Несомненно, на него оказало глубокое воздействие не только само пребывание в Египте, но и соединение массы новых и поражающих воображение впечатлений со смертью. Избегая прямых сопоставлений, все же нельзя не отметить, что в «Александрийских песнях» очень часто наслаждение жизнью в Александрии, служащей представлением земного рая, соединено со смертью, будь то смерть добровольная или естественная, и с наибольшей откровенностью и даже некоторой программностью это выражено в строках:
Что ж делать,
………………
что мои стихи,
дорогие мне,
так же как Каллимаху
и всякому другому великому,
куда я влагаю любовь и всю нежность,
и легкие от богов мысли
отрада утр моих,
когда небо ясно
и в окна пахнет жасмином,
завтра
забудутся как и все?
Что перестану я видеть
твое лицо,
слышать твой голос?
Что выпьется вино,
улетучатся ароматы
и сами дорогие ткани
истлеют
через столетья?
Разве меньше я стану любить
эти милые хрупкие вещи
за их тленность?
При этом, конечно, не следует, как это часто делают применительно к Кузмину, говорить, что поэта ничто в жизни не интересует, кроме «милых хрупких вещей». Ведь стихотворение начинается картиной закатных облаков, уступающих место сумраку, и эта картина распространяется на все содержание стихотворения, когда стихи, любовь и в конечном счете вся человеческая жизнь уподобляются извечным универсалиям природы и вселенной. «Смерть и время», если воспользоваться словами Вл. Соловьева, не просто лишают человека «милых хрупких вещей», но становятся важнейшей составной частью его существования в мире, вписывая частную судьбу в круговорот, идущий от века.
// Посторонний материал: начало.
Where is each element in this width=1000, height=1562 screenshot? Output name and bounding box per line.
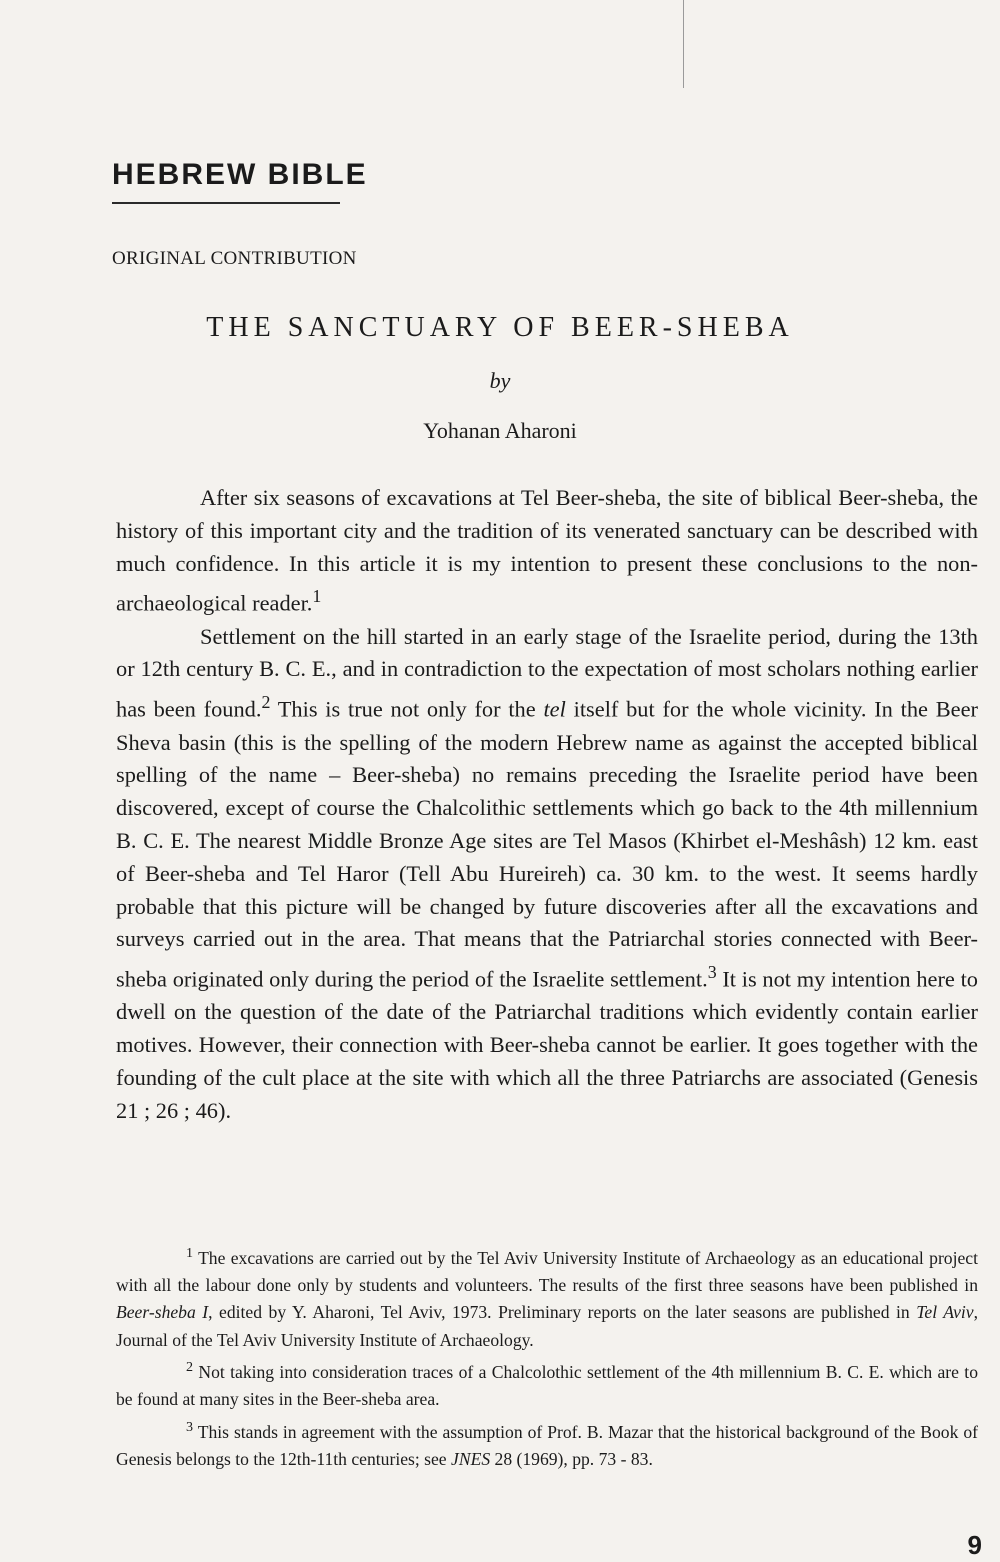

Уже в середине 1890-х годов Кузмин был увлечен не только искусством, но и многими проблемами, связанными с историей христианства, стремясь в то же время перенести свои размышления и поиски в реальную жизнь: «Увлекаясь тогда уже неоплатониками и мистиками первых веков, я старался устроить так свою жизнь, строго регламентируя занятия, пищу, чтение, старался быть каким-то воздержным пифагорейцем» («Histoire édifiante…»). Позднее, осмысляя свою жизнь этого периода, Кузмин говорил: «Теперь я вижу, что это было как бы 2 крайние точки, между которыми колеблется маятник часов, все слабее и слабее уклоняясь в те же разные стороны, перед тем, как остановиться. То я ничего не хотел, кроме церковности, быта, народности, отвергал все искусство, всю современность, то только и бредил D’Annunzio, новым искусством и чувственностью» (Там же).